Encore une fois, moi je ne suis pas dans l’espoir béat, dans l’optimisme juste parce que c’est un jeune. Je le considère comme toute autre personne qui a fait un coup d’Etat pour des raisons qu’on ne connaît pas et à qui on demande tout simplement d’aller au front. Salif Diallo du MPP disait à ses camarades du parti qu’eux n’auraient pas la chance de fuir comme Blaise Compaoré. La chance que Damiba a eue, lui, Ibrahim Traoré, ne l’aura peut-être pas. Il faut donc qu’il se départe des questions politiques et qu’il aille au front pour mener le combat.

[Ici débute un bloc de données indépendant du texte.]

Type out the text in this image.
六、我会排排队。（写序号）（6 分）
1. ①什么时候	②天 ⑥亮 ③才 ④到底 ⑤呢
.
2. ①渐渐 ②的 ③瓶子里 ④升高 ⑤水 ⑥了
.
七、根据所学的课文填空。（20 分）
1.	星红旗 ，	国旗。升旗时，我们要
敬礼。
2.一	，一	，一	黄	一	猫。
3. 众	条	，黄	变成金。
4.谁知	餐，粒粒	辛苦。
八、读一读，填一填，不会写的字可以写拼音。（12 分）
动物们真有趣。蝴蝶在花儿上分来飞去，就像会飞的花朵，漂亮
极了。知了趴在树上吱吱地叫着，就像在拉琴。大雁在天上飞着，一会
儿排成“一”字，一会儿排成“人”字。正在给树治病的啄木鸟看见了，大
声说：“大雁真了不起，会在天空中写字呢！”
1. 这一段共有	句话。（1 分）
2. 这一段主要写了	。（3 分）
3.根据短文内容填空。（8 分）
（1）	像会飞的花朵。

Radars Info Burkina : Le capitaine Ibrahim Traoré est un homme de terrain, un militaire qui ne maîtrise pas l’appareil politique. Est-ce qu’il ne sera pas influencé par les hommes politiques qui l’entoureront dans sa gestion, cela d’autant plus que souvent, ces derniers prennent des décisions dans leur propre intérêt ?

OP : Cela n’est pas à exclure. C’est pourquoi on lui demande de se mettre au-dessus de ces considérations, parce qu’il aura affaire à des hommes politiques. Il aura à gérer le pouvoir d’Etat ; or la gestion du pouvoir d’Etat est une affaire purement politique. Comment est-ce qu’il saura se mettre à l’écart pour s’occuper en priorité des questions sécuritaires ? Ce que les Burkinabè veulent, c’est la lutte contre l’insécurité. S’il se laisse manipuler, il va le payer cash comme Damiba. Mais s’il arrive à se mettre au-dessus de la mêlée et à satisfaire les populations, il sortira grandi.